Still during the day, buzzing at night - Day 2

Still during the day, buzzing at night - Day 2

Following a standstill during the daytime, Dubai was teeming with activity during the first Ramadan night.

By Bernd Debusmann Jr./senior Reporter

Published: Sat 20 Jun 2015, 3:50 PM

Last updated: Wed 8 Jul 2015, 3:19 PM

While Dubai seemed, for me, to have come to a standstill during the first day of Ramadan, at night it was teeming with activity as people braved the stifling heat and horrendous, debilitating humidity to head out following the first day of the holy month.

The area in which I live — Dubai Marina — is typically quite crowded even in normal times, especially on a Thursday night. But on the first nightfall of Ramadan, I noticed that the nature of the crowd had changed.

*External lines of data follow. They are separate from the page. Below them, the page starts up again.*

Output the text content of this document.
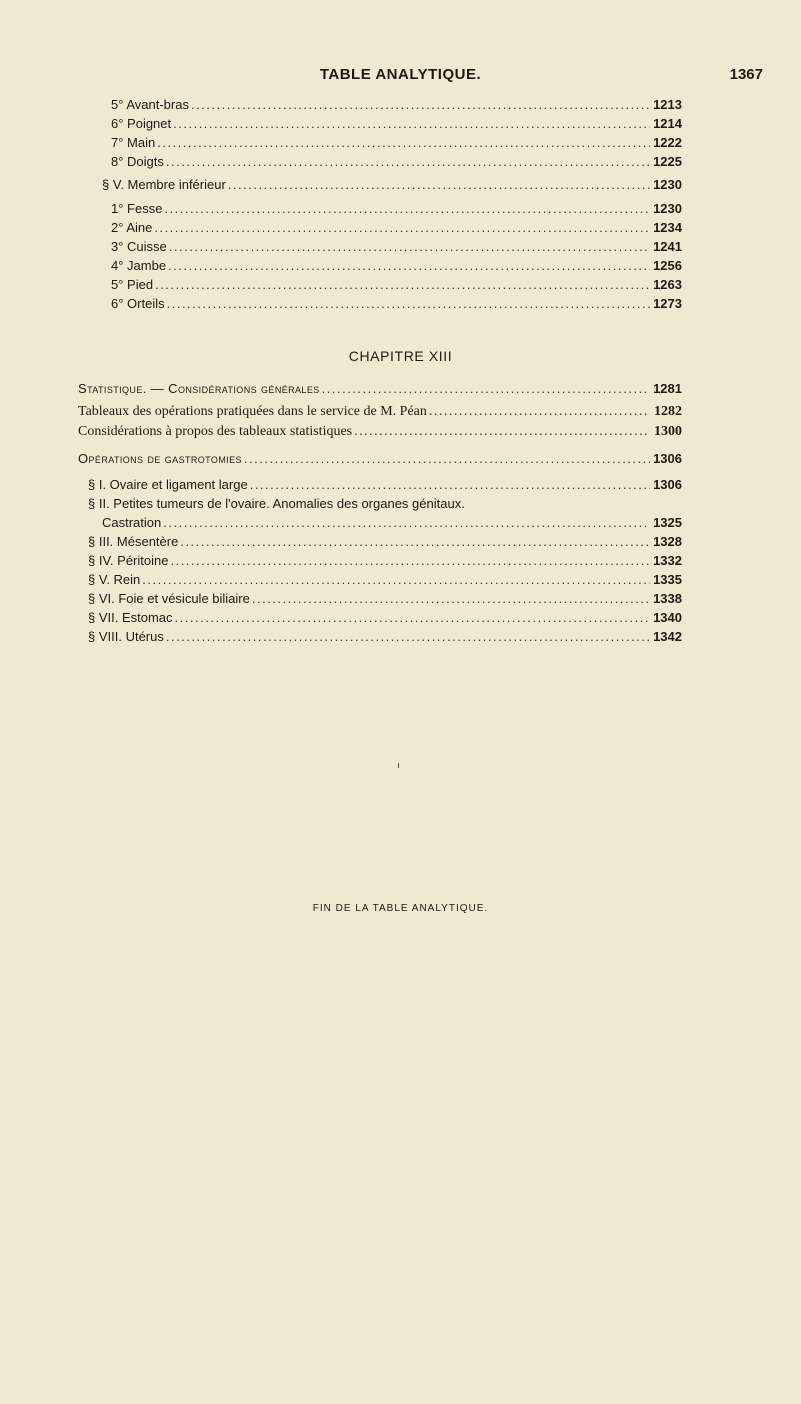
TABLE ANALYTIQUE.	1367
5° Avant-bras .....	1213
6° Poignet .....	1214
7° Main .....	1222
8° Doigts .....	1225
§ V. Membre inférieur .....	1230
1° Fesse .....	1230
2° Aine .....	1234
3° Cuisse .....	1241
4° Jambe .....	1256
5° Pied .....	1263
6° Orteils .....	1273
CHAPITRE XIII
Statistique. — Considérations générales .....	1281
Tableaux des opérations pratiquées dans le service de M. Péan .....	1282
Considérations à propos des tableaux statistiques .....	1300
Opérations de gastrotomies .....	1306
§ I. Ovaire et ligament large .....	1306
§ II. Petites tumeurs de l'ovaire. Anomalies des organes génitaux.
Castration .....	1325
§ III. Mésentère .....	1328
§ IV. Péritoine .....	1332
§ V. Rein .....	1335
§ VI. Foie et vésicule biliaire .....	1338
§ VII. Estomac .....	1340
§ VIII. Utérus .....	1342
FIN DE LA TABLE ANALYTIQUE.
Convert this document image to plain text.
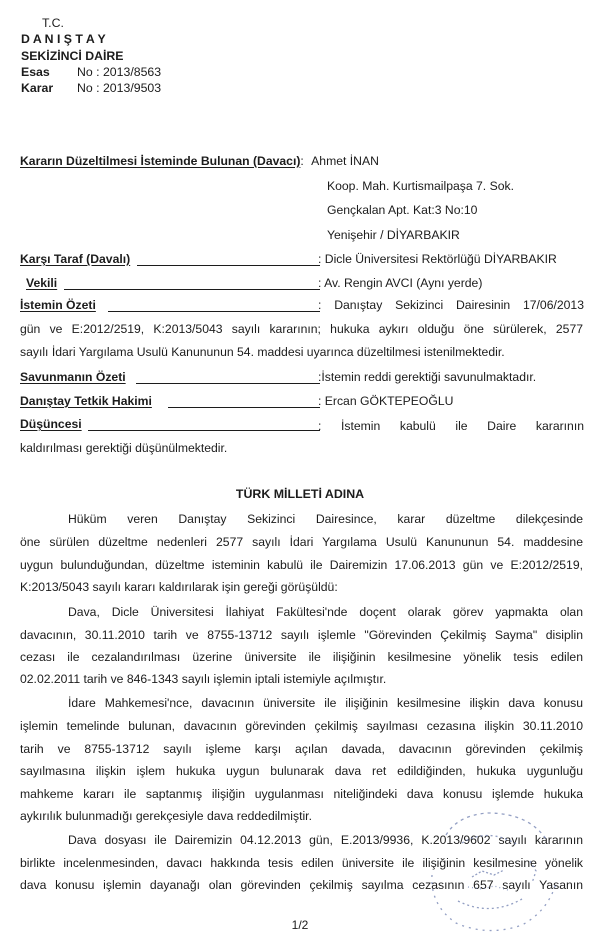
T.C.
D A N I Ş T A Y
SEKİZİNCİ DAİRE
Esas No : 2013/8563
Karar No : 2013/9503
Kararın Düzeltilmesi İsteminde Bulunan (Davacı): Ahmet İNAN
Koop. Mah. Kurtismailpaşa 7. Sok.
Gençkalan Apt. Kat:3 No:10
Yenişehir / DİYARBAKIR
Karşı Taraf (Davalı)	: Dicle Üniversitesi Rektörlüğü DİYARBAKIR
Vekili	: Av. Rengin AVCI (Aynı yerde)
İstemin Özeti	: Danıştay Sekizinci Dairesinin 17/06/2013
gün ve E:2012/2519, K:2013/5043 sayılı kararının; hukuka aykırı olduğu öne sürülerek, 2577
sayılı İdari Yargılama Usulü Kanununun 54. maddesi uyarınca düzeltilmesi istenilmektedir.
Savunmanın Özeti	:İstemin reddi gerektiği savunulmaktadır.
Danıştay Tetkik Hakimi	: Ercan GÖKTEPEOĞLU
Düşüncesi	: İstemin kabulü ile Daire kararının
kaldırılması gerektiği düşünülmektedir.
TÜRK MİLLETİ ADINA
Hüküm veren Danıştay Sekizinci Dairesince, karar düzeltme dilekçesinde
öne sürülen düzeltme nedenleri 2577 sayılı İdari Yargılama Usulü Kanununun 54. maddesine
uygun bulunduğundan, düzeltme isteminin kabulü ile Dairemizin 17.06.2013 gün ve E:2012/2519,
K:2013/5043 sayılı kararı kaldırılarak işin gereği görüşüldü:
Dava, Dicle Üniversitesi İlahiyat Fakültesi'nde doçent olarak görev yapmakta olan
davacının, 30.11.2010 tarih ve 8755-13712 sayılı işlemle "Görevinden Çekilmiş Sayma" disiplin
cezası ile cezalandırılması üzerine üniversite ile ilişiğinin kesilmesine yönelik tesis edilen
02.02.2011 tarih ve 846-1343 sayılı işlemin iptali istemiyle açılmıştır.
İdare Mahkemesi'nce, davacının üniversite ile ilişiğinin kesilmesine ilişkin dava konusu
işlemin temelinde bulunan, davacının görevinden çekilmiş sayılması cezasına ilişkin 30.11.2010
tarih ve 8755-13712 sayılı işleme karşı açılan davada, davacının görevinden çekilmiş
sayılmasına ilişkin işlem hukuka uygun bulunarak dava ret edildiğinden, hukuka uygunluğu
mahkeme kararı ile saptanmış ilişiğin uygulanması niteliğindeki dava konusu işlemde hukuka
aykırılık bulunmadığı gerekçesiyle dava reddedilmiştir.
Dava dosyası ile Dairemizin 04.12.2013 gün, E.2013/9936, K.2013/9602 sayılı kararının
birlikte incelenmesinden, davacı hakkında tesis edilen üniversite ile ilişiğinin kesilmesine yönelik
dava konusu işlemin dayanağı olan görevinden çekilmiş sayılma cezasının 657 sayılı Yasanın
1/2
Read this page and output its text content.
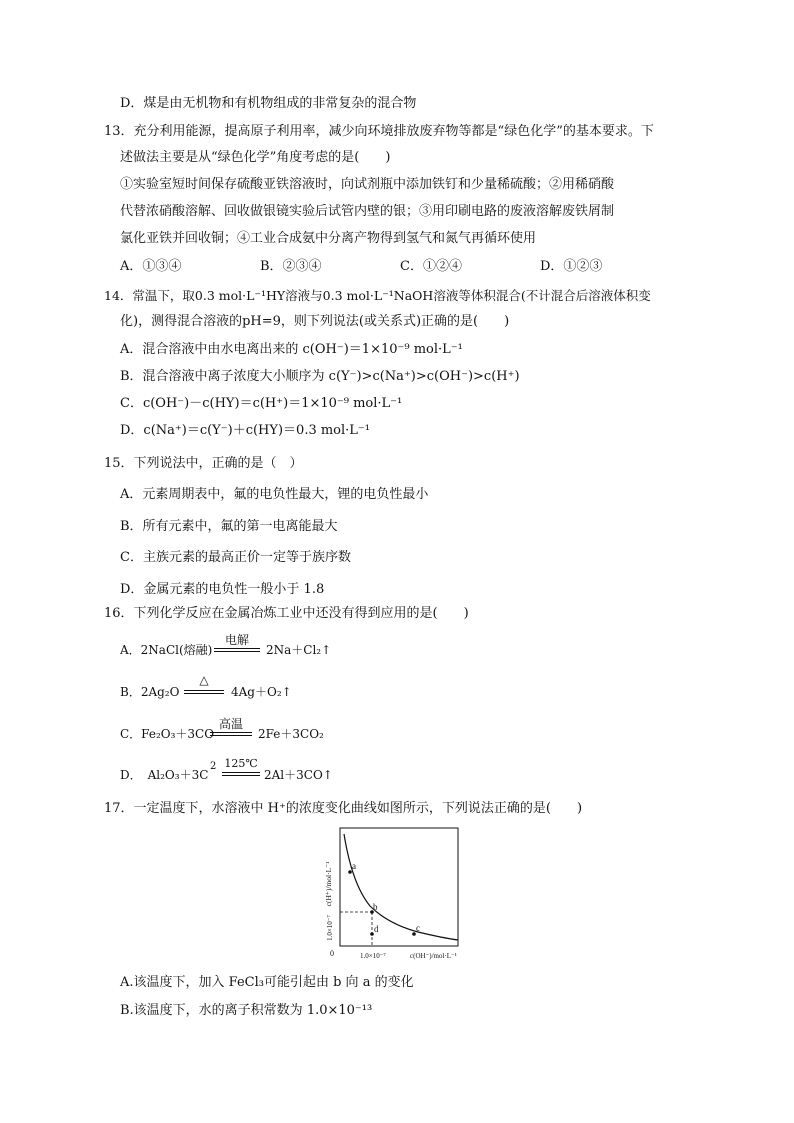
D．煤是由无机物和有机物组成的非常复杂的混合物
13．充分利用能源，提高原子利用率，减少向环境排放废弃物等都是“绿色化学”的基本要求。下
述做法主要是从“绿色化学”角度考虑的是(　　)
①实验室短时间保存硫酸亚铁溶液时，向试剂瓶中添加铁钉和少量稀硫酸；②用稀硝酸
代替浓硝酸溶解、回收做银镜实验后试管内壁的银；③用印刷电路的废液溶解废铁屑制
氯化亚铁并回收铜；④工业合成氨中分离产物得到氢气和氮气再循环使用
A．①③④	B．②③④	C．①②④	D．①②③
14．常温下，取0.3 mol·L⁻¹HY溶液与0.3 mol·L⁻¹NaOH溶液等体积混合(不计混合后溶液体积变
化)，测得混合溶液的pH=9，则下列说法(或关系式)正确的是(　　)
A．混合溶液中由水电离出来的 c(OH⁻)＝1×10⁻⁹ mol·L⁻¹
B．混合溶液中离子浓度大小顺序为 c(Y⁻)>c(Na⁺)>c(OH⁻)>c(H⁺)
C．c(OH⁻)－c(HY)＝c(H⁺)＝1×10⁻⁹ mol·L⁻¹
D．c(Na⁺)＝c(Y⁻)＋c(HY)＝0.3 mol·L⁻¹
15．下列说法中，正确的是（　）
A．元素周期表中，氟的电负性最大，锂的电负性最小
B．所有元素中，氟的第一电离能最大
C．主族元素的最高正价一定等于族序数
D．金属元素的电负性一般小于 1.8
16．下列化学反应在金属冶炼工业中还没有得到应用的是(　　)
A．2NaCl(熔融)
电解
2Na＋Cl₂↑
B．2Ag₂O
△
4Ag＋O₂↑
C．Fe₂O₃＋3CO
高温
2Fe＋3CO₂
D．　Al₂O₃＋3C
2 125℃
2Al＋3CO↑
17．一定温度下，水溶液中 H⁺的浓度变化曲线如图所示，下列说法正确的是(　　)
a
b
c
d
c(H⁺)/mol·L⁻¹
1.0×10⁻⁷
0	1.0×10⁻⁷	c(OH⁻)/mol·L⁻¹
A.该温度下，加入 FeCl₃可能引起由 b 向 a 的变化
B.该温度下，水的离子积常数为 1.0×10⁻¹³
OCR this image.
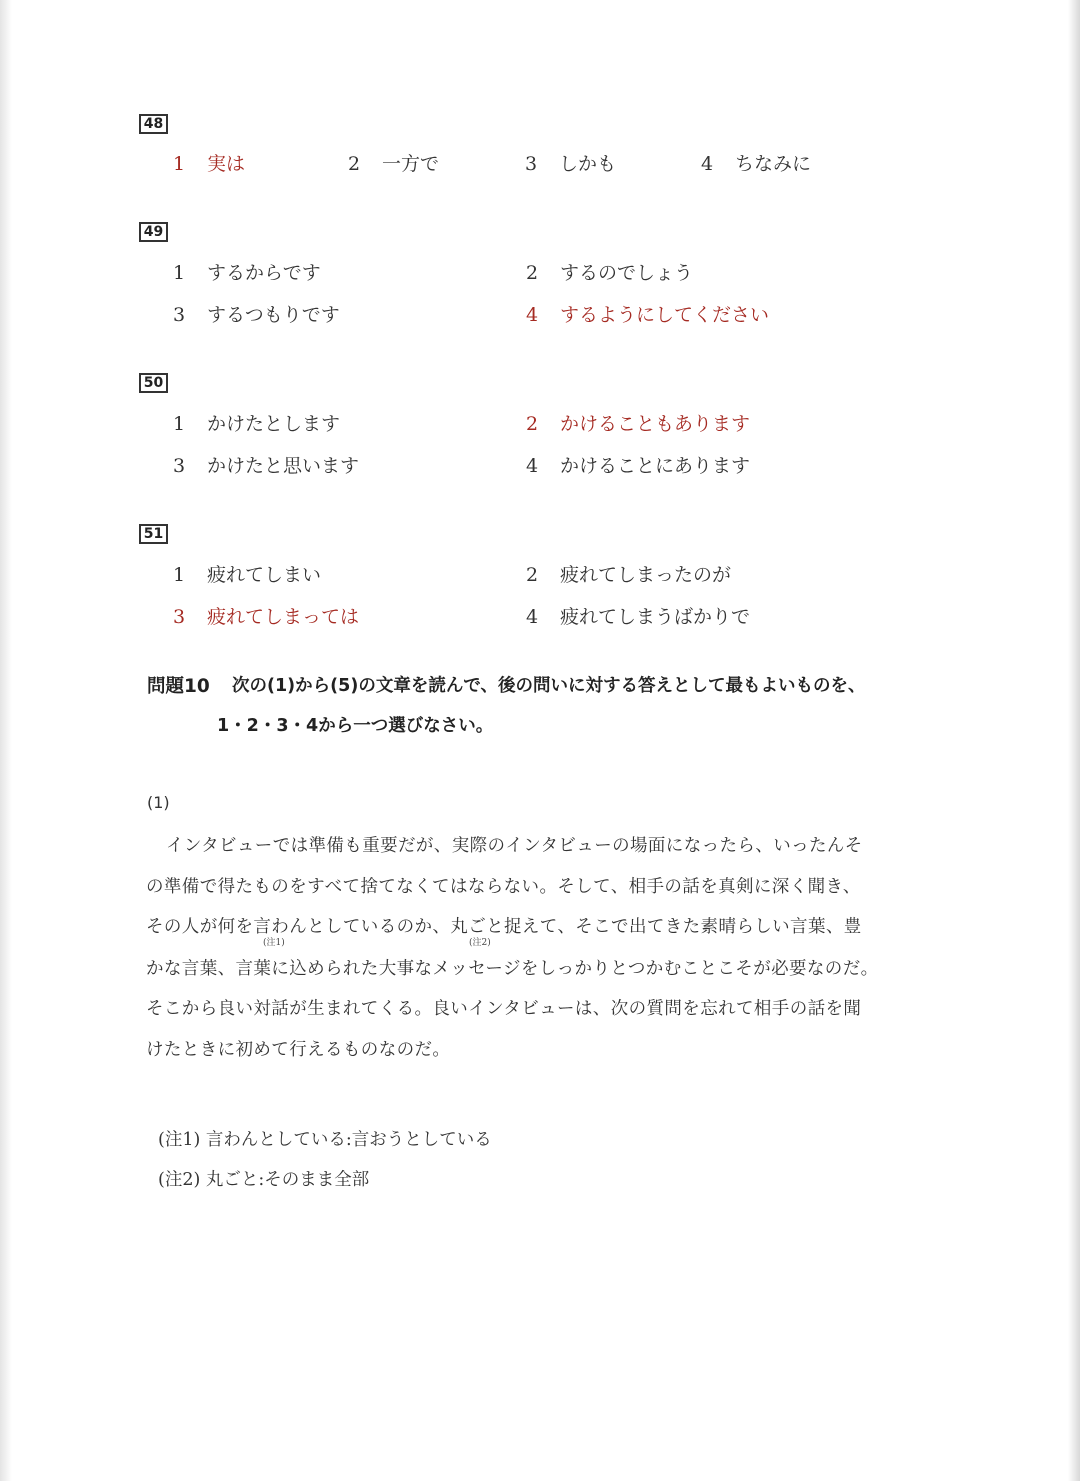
48
1 実は	2 一方で	3 しかも	4 ちなみに
49
1 するからです	2 するのでしょう
3 するつもりです	4 するようにしてください
50
1 かけたとします	2 かけることもあります
3 かけたと思います	4 かけることにあります
51
1 疲れてしまい	2 疲れてしまったのが
3 疲れてしまっては	4 疲れてしまうばかりで
問題10 次の(1)から(5)の文章を読んで、後の問いに対する答えとして最もよいものを、
1・2・3・4から一つ選びなさい。
(1)
インタビューでは準備も重要だが、実際のインタビューの場面になったら、いったんそ
の準備で得たものをすべて捨てなくてはならない。そして、相手の話を真剣に深く聞き、
その人が何を言わんとしているのか、丸ごと捉えて、そこで出てきた素晴らしい言葉、豊
(注1)	(注2)
かな言葉、言葉に込められた大事なメッセージをしっかりとつかむことこそが必要なのだ。
そこから良い対話が生まれてくる。良いインタビューは、次の質問を忘れて相手の話を聞
けたときに初めて行えるものなのだ。
(注1) 言わんとしている:言おうとしている
(注2) 丸ごと:そのまま全部
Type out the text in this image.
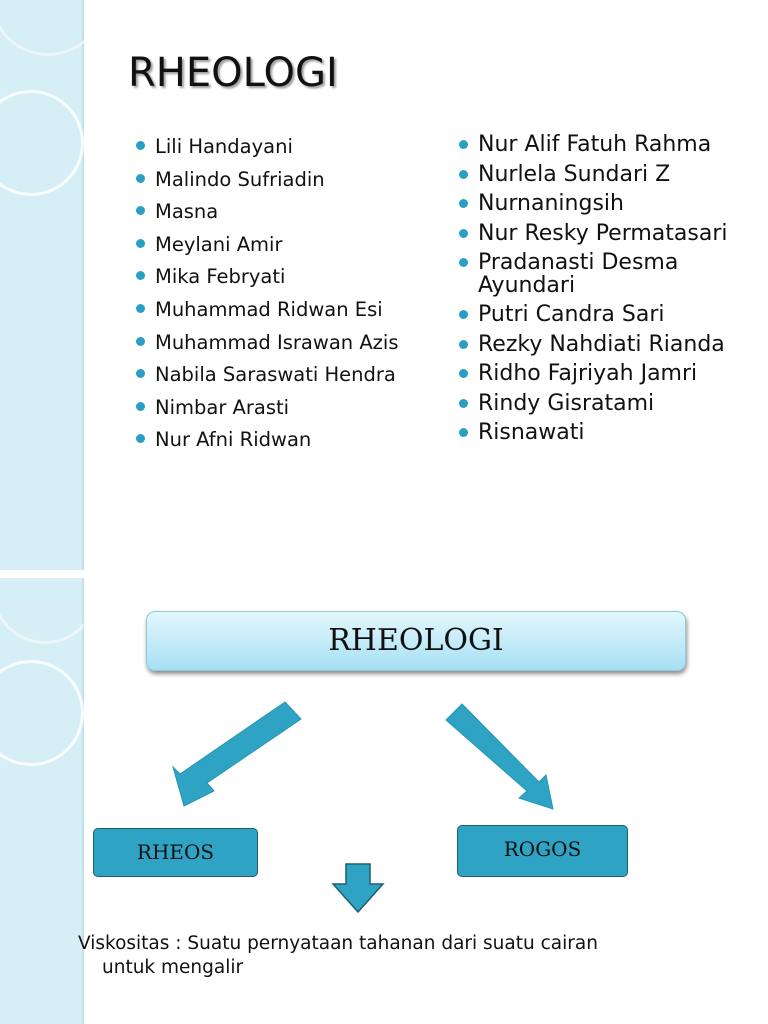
RHEOLOGI
Lili Handayani
Malindo Sufriadin
Masna
Meylani Amir
Mika Febryati
Muhammad Ridwan Esi
Muhammad Israwan Azis
Nabila Saraswati Hendra
Nimbar Arasti
Nur Afni Ridwan
Nur Alif Fatuh Rahma
Nurlela Sundari Z
Nurnaningsih
Nur Resky Permatasari
Pradanasti Desma Ayundari
Putri Candra Sari
Rezky Nahdiati Rianda
Ridho Fajriyah Jamri
Rindy Gisratami
Risnawati
RHEOLOGI
RHEOS	ROGOS

Viskositas : Suatu pernyataan tahanan dari suatu cairan
untuk mengalir
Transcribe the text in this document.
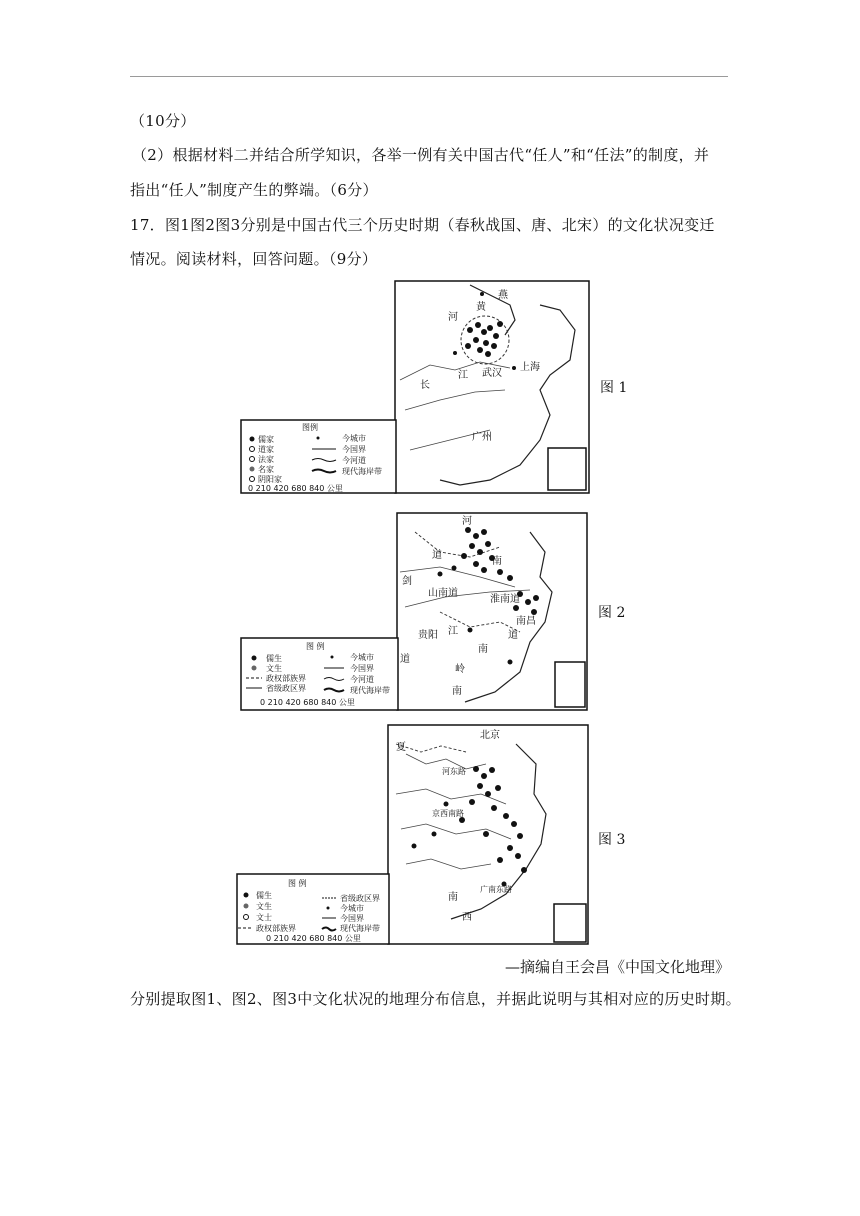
（10分）
（2）根据材料二并结合所学知识，各举一例有关中国古代“任人”和“任法”的制度，并
指出“任人”制度产生的弊端。（6分）
17．图1图2图3分别是中国古代三个历史时期（春秋战国、唐、北宋）的文化状况变迁
情况。阅读材料，回答问题。（9分）
黄
燕
河
上海
武汉
长
江
广州
图例
儒家
道家
法家
名家
阴阳家
今城市
今国界
今河道
现代海岸带
0 210 420 680 840 公里
图 1
河
道
南
山南道
淮南道
剑
江
南昌
贵阳	道
南
岭
道
南
图 例
儒生
文生
政权部族界
省级政区界
今城市
今国界
今河道
现代海岸带
0 210 420 680 840 公里
图 2
北京
夏
河东路
京西南路
广南东路
南
西
图 例
儒生
文生
文士
政权部族界
省级政区界
今城市
今国界
现代海岸带
0 210 420 680 840 公里
图 3
—摘编自王会昌《中国文化地理》
分别提取图1、图2、图3中文化状况的地理分布信息，并据此说明与其相对应的历史时期。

While on a regular Thursday I’d perhaps have noticed groups of young people on their way to dinner or one of the nearby hotels for a bar or nightclub, this time I noted more families, as multiple generations come together to take advantage of the many Iftar deals available in the area.

Walking further along the Marina, I took note that a very large number of people were headed away from the Masjid Al-Rahim, after, I assume, the conclusion of the night’s Taraweeh prayers. This mosque — which is currently the only one in Marina — is built to hold 2,000 people. But in nearly six months living nearby, this was the first time I noticed a significant amount of people coming to or from it.

Later that night, I took a stroll to Marina Mall, which, despite being approximately midnight, was packed with people, some eating, some drinking coffee, and some seemingly just loitering aimlessly, presumably to kill some of the time and gain enough energy to stay awake until their Fajr prayers, which were to take place at 4:09 the following morning. Additionally, the various cafes and shisha establishments on the Marina Walk seemed to be doing brisk business, probably for the same reason.

Again, I noticed that some foreign expats and visitors were either ignorant of the need to be particularly attuned to local sensibilities during Ramadan, or simply didn’t care, with many western women (many of them Russian-speaking, I couldn’t help but notice) in the mall wearing miniskirts and sleeveless outfits. Much to my surprise, the security guards said nothing, despite having earlier that day pounced like wolves on two young men who were about to smoke cigarettes.